Kanal İstanbul’un şehircilik boyutunu, ekolojik etkilerini, jeopolitik sonuçlarını konuşmuyoruz bile. İstanbul’un su kaynaklarını kurutacağını, 75 milyar dolar tutarında bir maliyetin, bitmiş ekonomiye bindireceği yükü de, konuşmuyoruz.
Trakya’yı Türkiye’den koparan bir Boğaz varken, ikincisini kendi elimle yapmak, akıl karı mıdır! Kanal İstanbul’u isteyenler içerde “rantçılar”, dışarda isteyenler ise ABD ve NATO’dur. Kanal İstanbul, ABD-Rusya rekabetinde, ABD’ye üstünlük sağlar.
Akla gelen bazı soruları sıralayalım;
Boğaz’da mevcut anlaşmaya göre bedava geçen gemileri siz, hangi anlaşmayla Kanal’dan geçişe zorlayabilirsiniz?
Mevcut anlaşmada, “Boğazlardan geçen savaş gemilerinin toplam tonajı 15 bin tonu geçemez ve aynı anda 9 gemiden fazla geçemez” denilmektedir. Bu gemilerden bir kısmı Boğaz’dan geçerken, bir kısmı kanaldan geçerse, Türkiye ne yapacak?
Karadeniz’e kıyısı olmayan devletlerin bu denizdeki tonajları ve kalış süreleri, Möntro ile sınırlandırılmış. Peki bu gemiler “biz Boğaz’dan geçmedik, kanaldan geçtik” derlerse, Karadeniz ülkelerinin güvenliği nasıl sağlanacak?

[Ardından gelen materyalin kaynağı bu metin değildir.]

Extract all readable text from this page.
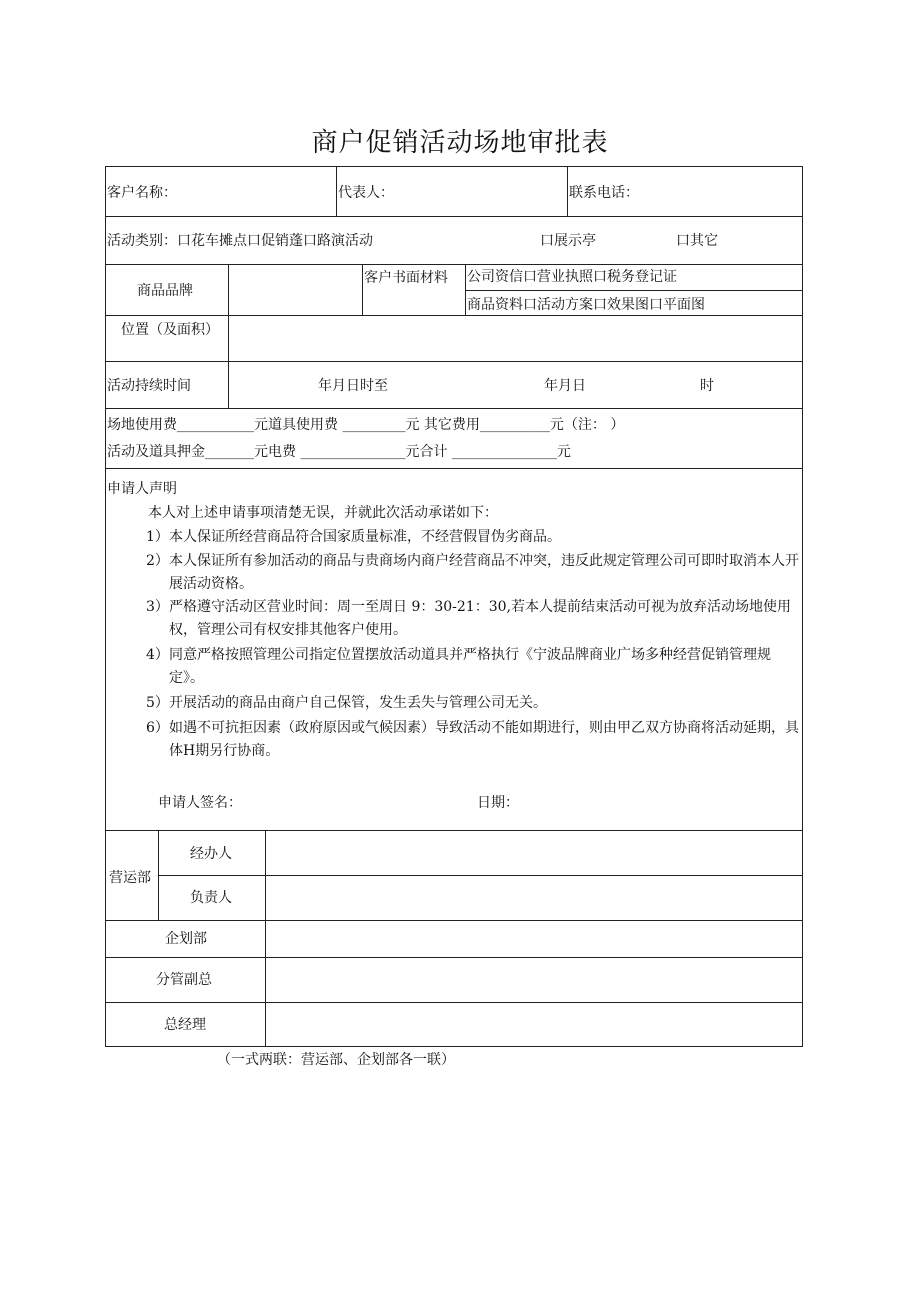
商户促销活动场地审批表
客户名称：	代表人：	联系电话：
活动类别：口花车摊点口促销蓬口路演活动	口展示亭	口其它
商品品牌
客户书面材料 公司资信口营业执照口税务登记证
商品资料口活动方案口效果图口平面图
位置（及面积）
活动持续时间	年月日时至	年月日	时
场地使用费___________元道具使用费 _________元 其它费用__________元（注： ）
活动及道具押金_______元电费 _______________元合计 _______________元
申请人声明
本人对上述申请事项清楚无误，并就此次活动承诺如下：
1） 本人保证所经营商品符合国家质量标准，不经营假冒伪劣商品。
2） 本人保证所有参加活动的商品与贵商场内商户经营商品不冲突，违反此规定管理公司可即时取消本人开展活动资格。
3） 严格遵守活动区营业时间：周一至周日 9：30-21：30,若本人提前结束活动可视为放弃活动场地使用权，管理公司有权安排其他客户使用。
4） 同意严格按照管理公司指定位置摆放活动道具并严格执行《宁波品牌商业广场多种经营促销管理规定》。
5） 开展活动的商品由商户自己保管，发生丢失与管理公司无关。
6） 如遇不可抗拒因素（政府原因或气候因素）导致活动不能如期进行，则由甲乙双方协商将活动延期，具体H期另行协商。
申请人签名：	日期：
营运部
经办人
负责人
企划部
分管副总
总经理
（一式两联：营运部、企划部各一联）
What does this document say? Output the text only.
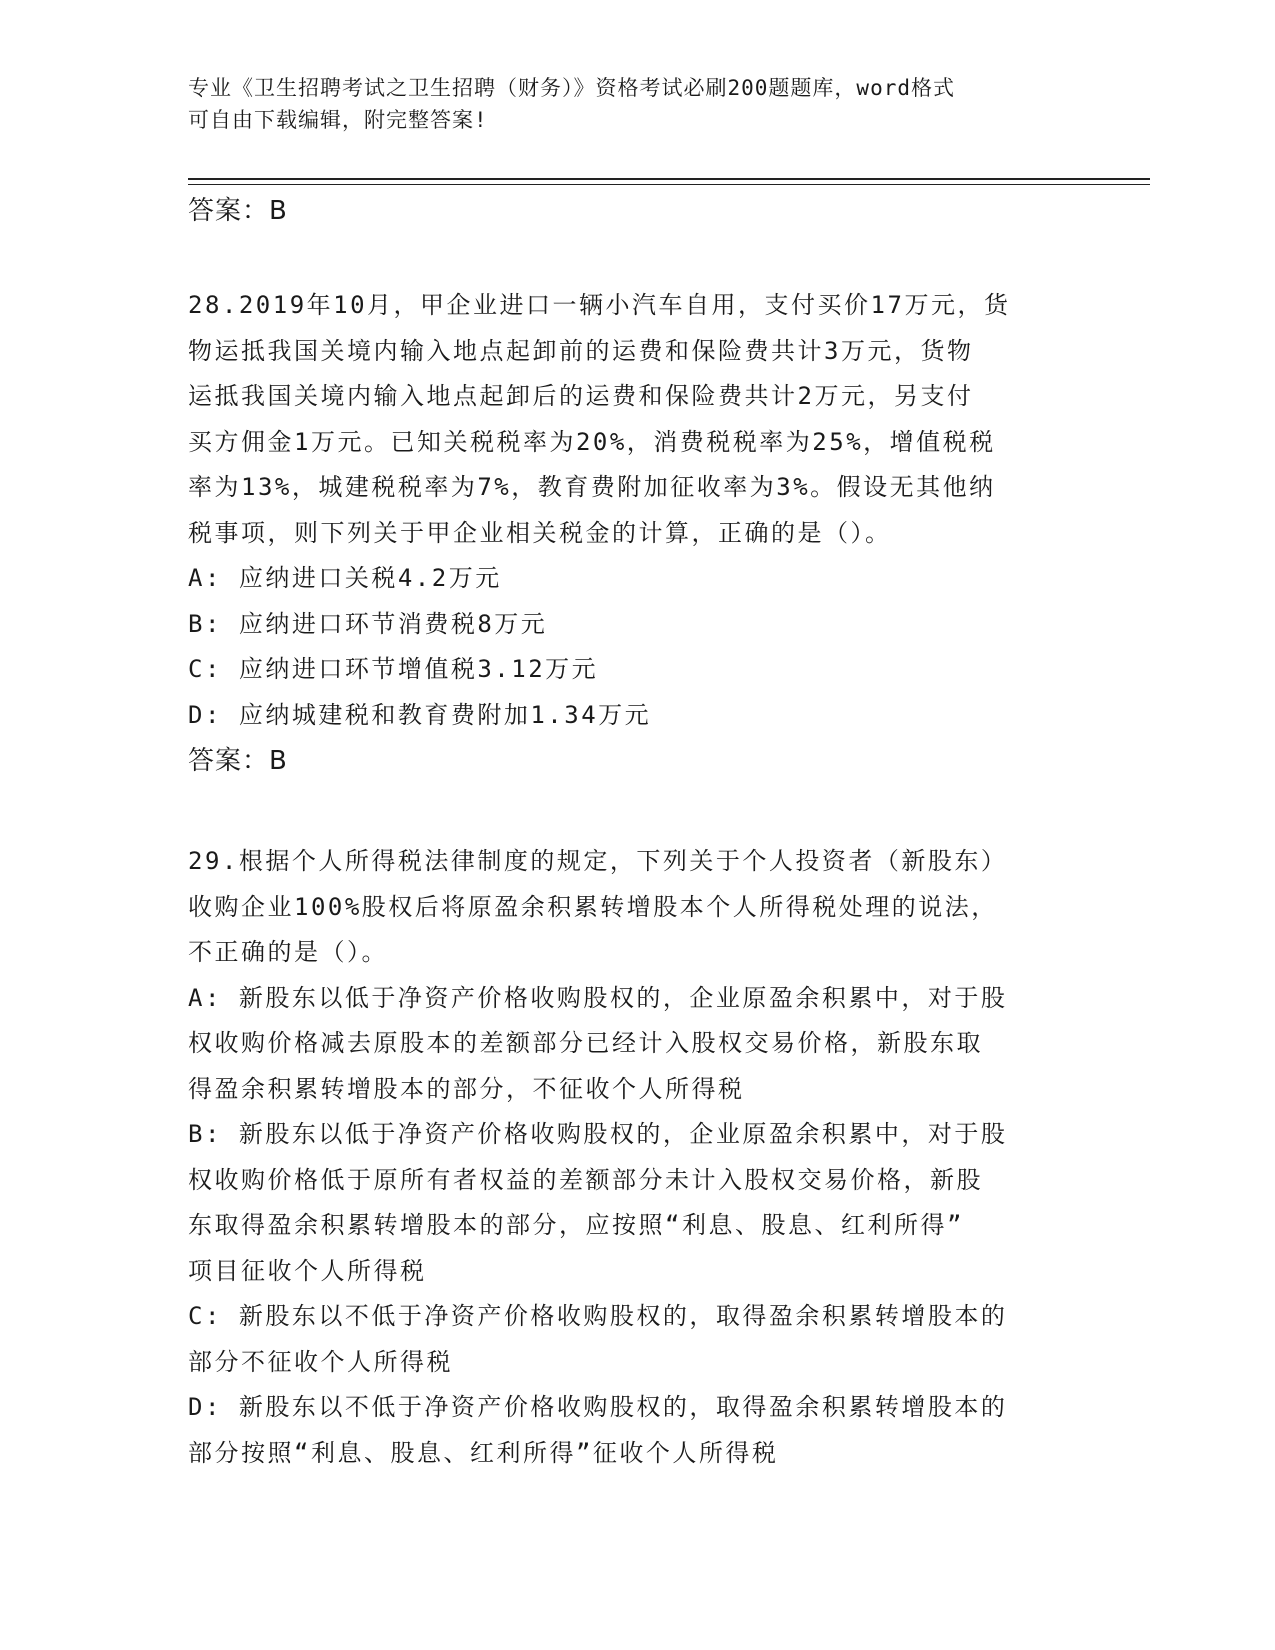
专业《卫生招聘考试之卫生招聘（财务）》资格考试必刷200题题库，word格式
可自由下载编辑，附完整答案!

答案：B

28.2019年10月，甲企业进口一辆小汽车自用，支付买价17万元，货

物运抵我国关境内输入地点起卸前的运费和保险费共计3万元，货物

运抵我国关境内输入地点起卸后的运费和保险费共计2万元，另支付

买方佣金1万元。已知关税税率为20%，消费税税率为25%，增值税税

率为13%，城建税税率为7%，教育费附加征收率为3%。假设无其他纳

税事项，则下列关于甲企业相关税金的计算，正确的是（）。

A: 应纳进口关税4.2万元

B: 应纳进口环节消费税8万元

C: 应纳进口环节增值税3.12万元

D: 应纳城建税和教育费附加1.34万元

答案：B

29.根据个人所得税法律制度的规定，下列关于个人投资者（新股东）

收购企业100%股权后将原盈余积累转增股本个人所得税处理的说法，

不正确的是（）。

A: 新股东以低于净资产价格收购股权的，企业原盈余积累中，对于股

权收购价格减去原股本的差额部分已经计入股权交易价格，新股东取

得盈余积累转增股本的部分，不征收个人所得税

B: 新股东以低于净资产价格收购股权的，企业原盈余积累中，对于股

权收购价格低于原所有者权益的差额部分未计入股权交易价格，新股

东取得盈余积累转增股本的部分，应按照“利息、股息、红利所得”

项目征收个人所得税

C: 新股东以不低于净资产价格收购股权的，取得盈余积累转增股本的

部分不征收个人所得税

D: 新股东以不低于净资产价格收购股权的，取得盈余积累转增股本的

部分按照“利息、股息、红利所得”征收个人所得税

“Savaş zamanında Türkiye muharip ise yabancı gemiler düşmana yardım etmemek koşulu ile boğazlardan gündüz geçebilirler”maddesi var, mevcut anlaşmada. Peki düşmana yardım eden gemiler, kanaldan geçerlerse ne olacak?
Kanal İstanbul, rant için değilse, düşman için açılıyor. Üçüncü bir şık, kesinlikle yoktur. “İstanbul’a ihanet ettik” itirafında bulunanlar, sözlerinde samimilerse eğer, Kanal İstanbul ile ülkeye ihanet ettiklerini bilmek zorundalar.
Ayrıca;
Möntro Boğazlar Sözleşmesi yapılırken, “varlığını Türk varlığına armağan etmiş”, Atatürk vardı. Hiç savaş kaybetmemiş, Batı’yı dize getirmiş ve emperaylizmi yenmiş bir, lider vardı.
Şimdi kim var!
Bir arsa için, birbirini yiyen, eski belediyeciler!.. “Boğaz” konusu, Şehir Üniversitesi’ne benzemez, haberiniz olsun.

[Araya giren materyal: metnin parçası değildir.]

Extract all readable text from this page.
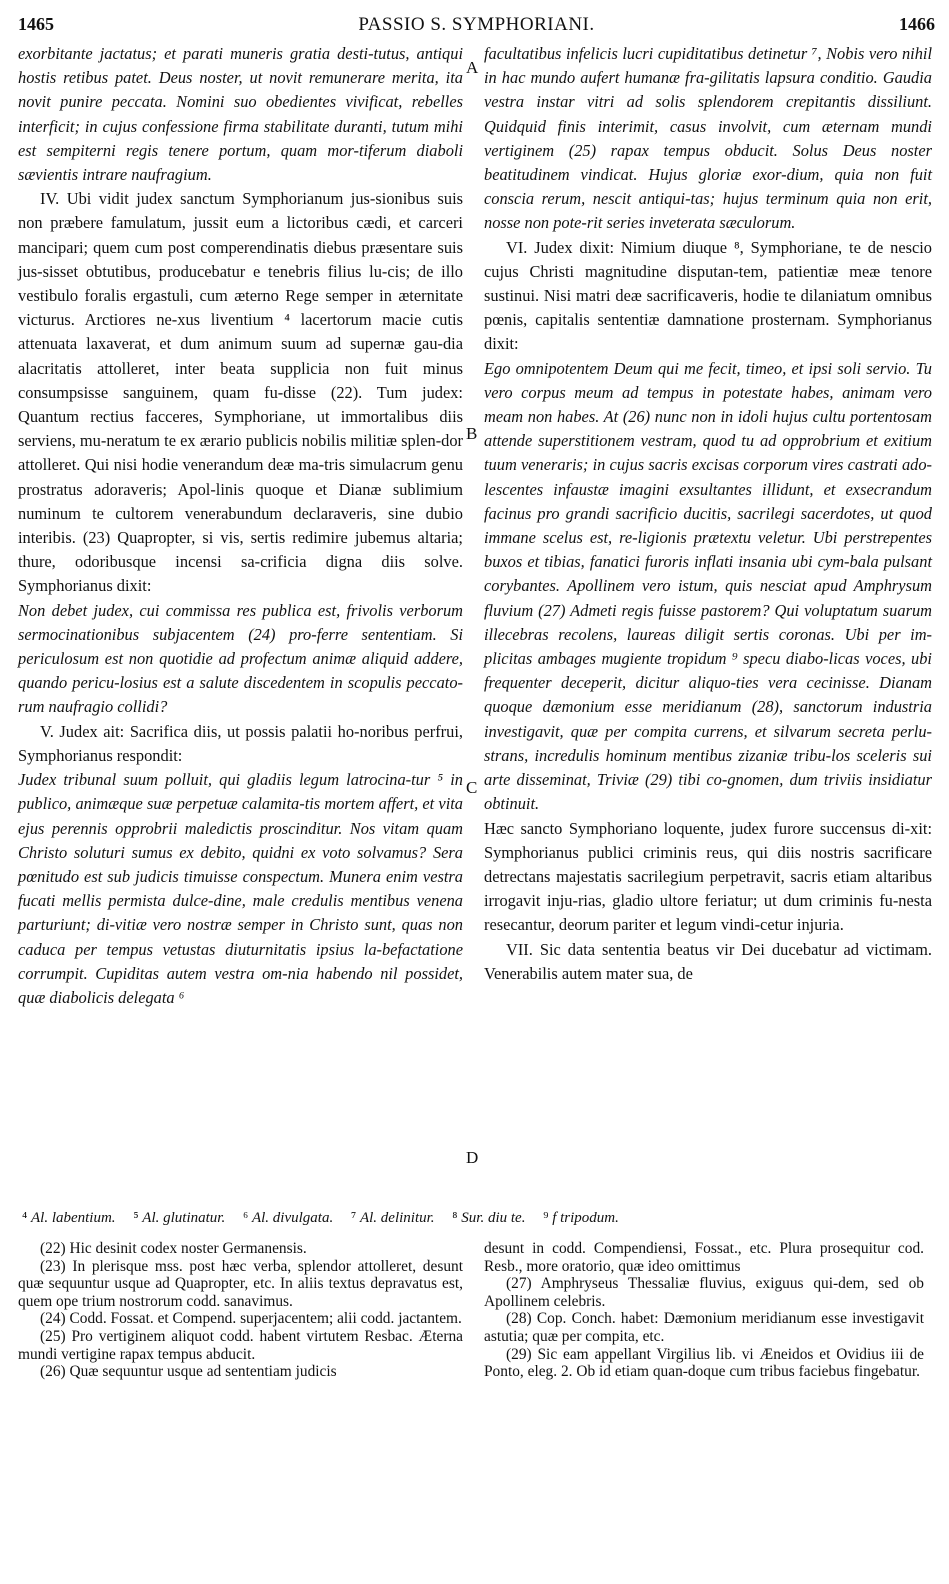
1465	PASSIO S. SYMPHORIANI.	1466

exorbitante jactatus; et parati muneris gratia desti-tutus, antiqui hostis retibus patet. Deus noster, ut novit remunerare merita, ita novit punire peccata. Nomini suo obedientes vivificat, rebelles interficit; in cujus confessione firma stabilitate duranti, tutum mihi est sempiterni regis tenere portum, quam mor-tiferum diaboli sævientis intrare naufragium.

IV. Ubi vidit judex sanctum Symphorianum jus-sionibus suis non præbere famulatum, jussit eum a lictoribus cædi, et carceri mancipari; quem cum post comperendinatis diebus præsentare suis jus-sisset obtutibus, producebatur e tenebris filius lu-cis; de illo vestibulo foralis ergastuli, cum æterno Rege semper in æternitate victurus. Arctiores ne-xus liventium ⁴ lacertorum macie cutis attenuata laxaverat, et dum animum suum ad supernæ gau-dia alacritatis attolleret, inter beata supplicia non fuit minus consumpsisse sanguinem, quam fu-disse (22). Tum judex: Quantum rectius facceres, Symphoriane, ut immortalibus diis serviens, mu-neratum te ex ærario publicis nobilis militiæ splen-dor attolleret. Qui nisi hodie venerandum deæ ma-tris simulacrum genu prostratus adoraveris; Apol-linis quoque et Dianæ sublimium numinum te cultorem venerabundum declaraveris, sine dubio interibis. (23) Quapropter, si vis, sertis redimire jubemus altaria; thure, odoribusque incensi sa-crificia digna diis solve. Symphorianus dixit:

Non debet judex, cui commissa res publica est, frivolis verborum sermocinationibus subjacentem (24) pro-ferre sententiam. Si periculosum est non quotidie ad profectum animæ aliquid addere, quando pericu-losius est a salute discedentem in scopulis peccato-rum naufragio collidi?

V. Judex ait: Sacrifica diis, ut possis palatii ho-noribus perfrui, Symphorianus respondit:

Judex tribunal suum polluit, qui gladiis legum latrocina-tur ⁵ in publico, animæque suæ perpetuæ calamita-tis mortem affert, et vita ejus perennis opprobrii maledictis proscinditur. Nos vitam quam Christo soluturi sumus ex debito, quidni ex voto solvamus? Sera pœnitudo est sub judicis timuisse conspectum. Munera enim vestra fucati mellis permista dulce-dine, male credulis mentibus venena parturiunt; di-vitiæ vero nostræ semper in Christo sunt, quas non caduca per tempus vetustas diuturnitatis ipsius la-befactatione corrumpit. Cupiditas autem vestra om-nia habendo nil possidet, quæ diabolicis delegata ⁶

facultatibus infelicis lucri cupiditatibus detinetur ⁷, Nobis vero nihil in hac mundo aufert humanæ fra-gilitatis lapsura conditio. Gaudia vestra instar vitri ad solis splendorem crepitantis dissiliunt. Quidquid finis interimit, casus involvit, cum æternam mundi vertiginem (25) rapax tempus obducit. Solus Deus noster beatitudinem vindicat. Hujus gloriæ exor-dium, quia non fuit conscia rerum, nescit antiqui-tas; hujus terminum quia non erit, nosse non pote-rit series inveterata sæculorum.

VI. Judex dixit: Nimium diuque ⁸, Symphoriane, te de nescio cujus Christi magnitudine disputan-tem, patientiæ meæ tenore sustinui. Nisi matri deæ sacrificaveris, hodie te dilaniatum omnibus pœnis, capitalis sententiæ damnatione prosternam. Symphorianus dixit:

Ego omnipotentem Deum qui me fecit, timeo, et ipsi soli servio. Tu vero corpus meum ad tempus in potestate habes, animam vero meam non habes. At (26) nunc non in idoli hujus cultu portentosam attende superstitionem vestram, quod tu ad opprobrium et exitium tuum veneraris; in cujus sacris excisas corporum vires castrati ado-lescentes infaustæ imagini exsultantes illidunt, et exsecrandum facinus pro grandi sacrificio ducitis, sacrilegi sacerdotes, ut quod immane scelus est, re-ligionis prætextu veletur. Ubi perstrepentes buxos et tibias, fanatici furoris inflati insania ubi cym-bala pulsant corybantes. Apollinem vero istum, quis nesciat apud Amphrysum fluvium (27) Admeti regis fuisse pastorem? Qui voluptatum suarum illecebras recolens, laureas diligit sertis coronas. Ubi per im-plicitas ambages mugiente tropidum ⁹ specu diabo-licas voces, ubi frequenter deceperit, dicitur aliquo-ties vera cecinisse. Dianam quoque dæmonium esse meridianum (28), sanctorum industria investigavit, quæ per compita currens, et silvarum secreta perlu-strans, incredulis hominum mentibus zizaniæ tribu-los sceleris sui arte disseminat, Triviæ (29) tibi co-gnomen, dum triviis insidiatur obtinuit.

Hæc sancto Symphoriano loquente, judex furore succensus di-xit: Symphorianus publici criminis reus, qui diis nostris sacrificare detrectans majestatis sacrilegium perpetravit, sacris etiam altaribus irrogavit inju-rias, gladio ultore feriatur; ut dum criminis fu-nesta resecantur, deorum pariter et legum vindi-cetur injuria.

VII. Sic data sententia beatus vir Dei ducebatur ad victimam. Venerabilis autem mater sua, de

A
B
C
D
⁴ Al. labentium. ⁵ Al. glutinatur. ⁶ Al. divulgata. ⁷ Al. delinitur. ⁸ Sur. diu te. ⁹ f tripodum.

(22) Hic desinit codex noster Germanensis.

(23) In plerisque mss. post hæc verba, splendor attolleret, desunt quæ sequuntur usque ad Quapropter, etc. In aliis textus depravatus est, quem ope trium nostrorum codd. sanavimus.

(24) Codd. Fossat. et Compend. superjacentem; alii codd. jactantem.

(25) Pro vertiginem aliquot codd. habent virtutem Resbac. Æterna mundi vertigine rapax tempus abducit.

(26) Quæ sequuntur usque ad sententiam judicis

desunt in codd. Compendiensi, Fossat., etc. Plura prosequitur cod. Resb., more oratorio, quæ ideo omittimus

(27) Amphryseus Thessaliæ fluvius, exiguus qui-dem, sed ob Apollinem celebris.

(28) Cop. Conch. habet: Dæmonium meridianum esse investigavit astutia; quæ per compita, etc.

(29) Sic eam appellant Virgilius lib. vi Æneidos et Ovidius iii de Ponto, eleg. 2. Ob id etiam quan-doque cum tribus faciebus fingebatur.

Möntro gibi bir “Sözleşme”nin bugün çıkabilmesi, hiç ama hiç mümkün değil. Türkiye’nin, Akdeniz’de yapmaya çalıştığı şey, Kanal İstanbul ile Karadeniz’de yıkmaya çalıştığı şeydir işte.
Akdeniz’de Libya ile yapılan anlaşma pamuk ipliğine bağlı iken, Karadeniz’de ateşle oynadığınızın, lütfen farkında olalım.